When implementing the second core belief, or the focus on melding an organization to a particular business strategy, one should design an organization accordingly and determine how individuals will fit within that organizational structure. This type of approach begins with and consistently focuses on strategy, which ultimately yields well-designed organizations that achieve success, both in the short-term and long-term. Transparency and standardization are critical to take into account when designing an organization, and the “dabbawalas” railway system illustrates the focus on long-term needs and strategies designed to address these needs. Long-term focuses will not only help support the business strategy, but also management efforts regarding succession. Lastly, when designing an organization, it is important to take into account the operational environment, specifically the economic, social-cultural, political, technological, and environmental aspects. The “dabbawalas” exemplified this focus when they modified their organizational structure to account for an increased presence of women in the workforce.
What would the structure look like?
While a theoretical discussion of an ideal business structure is possible, the practical implementation of an ideal business structure is problematic. Specifically, effective designs often require focusing more on people or more on strategy. Aside from this conflicted focus, companies must also choose between an array of different structures available, and each structure comes with its own strengths and weaknesses. Moreover, different companies work best with different structures, which further exacerbates the process of organizational design. The most effective organizational designs will focus on the differentiation and aggregation of individuals, jobs, and functions, and this design will also effectively deliver the company’s competitive strategy through its various activities. Organizational design should also take into account integration, which aids in the coordination and conveying of information throughout the workforce.
In general, the traditional hierarchy is probably the most effective model for most business organizations. However, this hierarchy should also partially emphasize self-management to enhance ownership in the company. Partial emphasis is important, as companies based completely on self-management may experience failure and have no clear perpetrator to hold responsible. In addition, unfettered self-management may also lead to employees’ deviation from their tasks, resulting in the organization’s overall negative performance. Management layers in these types of structures should also contribute more value to a company, rather than just serving as a supervisory layer. In other words, management staff should hold several responsibilities, such as the allocation of resources, the provision of functional guidance, the creation of new businesses, the facilitation of linkages or knowledge between different units, and the provision of services from a call center.

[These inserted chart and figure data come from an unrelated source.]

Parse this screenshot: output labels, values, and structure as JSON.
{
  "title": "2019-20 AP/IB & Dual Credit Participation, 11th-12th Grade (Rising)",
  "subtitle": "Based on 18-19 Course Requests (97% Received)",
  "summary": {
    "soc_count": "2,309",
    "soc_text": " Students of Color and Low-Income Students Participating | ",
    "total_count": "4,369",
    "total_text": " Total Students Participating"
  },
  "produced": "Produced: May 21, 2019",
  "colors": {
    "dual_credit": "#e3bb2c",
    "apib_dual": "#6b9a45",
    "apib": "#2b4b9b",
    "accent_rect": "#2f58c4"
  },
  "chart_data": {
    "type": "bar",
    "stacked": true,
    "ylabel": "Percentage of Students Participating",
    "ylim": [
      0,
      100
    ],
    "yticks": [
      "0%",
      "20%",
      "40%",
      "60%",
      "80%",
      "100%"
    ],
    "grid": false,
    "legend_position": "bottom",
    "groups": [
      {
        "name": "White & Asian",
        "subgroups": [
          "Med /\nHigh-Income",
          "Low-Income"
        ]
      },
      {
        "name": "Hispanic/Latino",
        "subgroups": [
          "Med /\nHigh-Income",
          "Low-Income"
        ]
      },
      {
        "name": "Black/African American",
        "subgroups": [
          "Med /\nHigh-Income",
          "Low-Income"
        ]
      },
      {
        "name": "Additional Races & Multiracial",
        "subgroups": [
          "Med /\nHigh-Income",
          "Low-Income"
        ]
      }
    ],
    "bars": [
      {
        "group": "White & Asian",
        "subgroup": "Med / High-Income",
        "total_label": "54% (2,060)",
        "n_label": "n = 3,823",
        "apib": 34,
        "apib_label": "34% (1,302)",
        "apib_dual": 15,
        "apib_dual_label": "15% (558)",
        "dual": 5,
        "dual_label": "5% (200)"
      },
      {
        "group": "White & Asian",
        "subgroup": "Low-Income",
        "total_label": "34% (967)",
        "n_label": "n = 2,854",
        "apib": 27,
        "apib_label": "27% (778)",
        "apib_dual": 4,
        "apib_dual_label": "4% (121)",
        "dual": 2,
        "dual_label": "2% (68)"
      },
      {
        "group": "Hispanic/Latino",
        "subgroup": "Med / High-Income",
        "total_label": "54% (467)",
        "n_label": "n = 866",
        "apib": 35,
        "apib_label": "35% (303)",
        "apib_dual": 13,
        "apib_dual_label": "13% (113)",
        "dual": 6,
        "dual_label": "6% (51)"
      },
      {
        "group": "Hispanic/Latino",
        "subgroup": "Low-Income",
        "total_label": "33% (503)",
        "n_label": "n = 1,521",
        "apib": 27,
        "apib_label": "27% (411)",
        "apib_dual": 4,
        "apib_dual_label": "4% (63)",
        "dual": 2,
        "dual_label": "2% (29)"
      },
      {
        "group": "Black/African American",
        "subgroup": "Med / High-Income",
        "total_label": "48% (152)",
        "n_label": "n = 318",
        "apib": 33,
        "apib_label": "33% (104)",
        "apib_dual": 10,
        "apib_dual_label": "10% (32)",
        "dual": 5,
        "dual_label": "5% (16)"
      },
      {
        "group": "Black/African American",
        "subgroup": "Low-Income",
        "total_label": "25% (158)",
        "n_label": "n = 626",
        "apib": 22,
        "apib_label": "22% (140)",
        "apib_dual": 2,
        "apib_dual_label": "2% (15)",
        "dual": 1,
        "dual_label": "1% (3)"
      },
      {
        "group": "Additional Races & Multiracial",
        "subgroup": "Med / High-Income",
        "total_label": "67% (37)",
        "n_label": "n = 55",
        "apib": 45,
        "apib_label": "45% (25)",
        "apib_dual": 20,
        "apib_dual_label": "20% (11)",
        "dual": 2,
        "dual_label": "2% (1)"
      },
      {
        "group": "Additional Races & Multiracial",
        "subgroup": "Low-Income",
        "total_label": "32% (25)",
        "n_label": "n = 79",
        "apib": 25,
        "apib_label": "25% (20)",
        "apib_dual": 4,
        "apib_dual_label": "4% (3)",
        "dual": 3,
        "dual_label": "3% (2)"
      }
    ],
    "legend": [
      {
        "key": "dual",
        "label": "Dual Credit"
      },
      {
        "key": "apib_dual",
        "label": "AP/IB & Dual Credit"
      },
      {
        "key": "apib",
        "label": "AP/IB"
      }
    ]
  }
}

In contrast, flat organizations have greater risk tolerance, and this tolerance can be attributed to the management layers’ tendencies to screen data and eliminate decision options. These tendencies result in top managers at multilayered hierarchies having fewer decisions to make and options that have been more thoroughly analyzed, which result in fewer mistakes. Multilayered hierarchies also help provide structure and identification within an organization, and they help outline responsibilities and obligations for employees. It is important to note that increased organizational growth entails stronger management, such as formal work assignments, structured guidelines, and detailed rules, which will help streamline operations. Overall, hierarchies are critical to take into account for the design and implementation of an organizational structure for a company.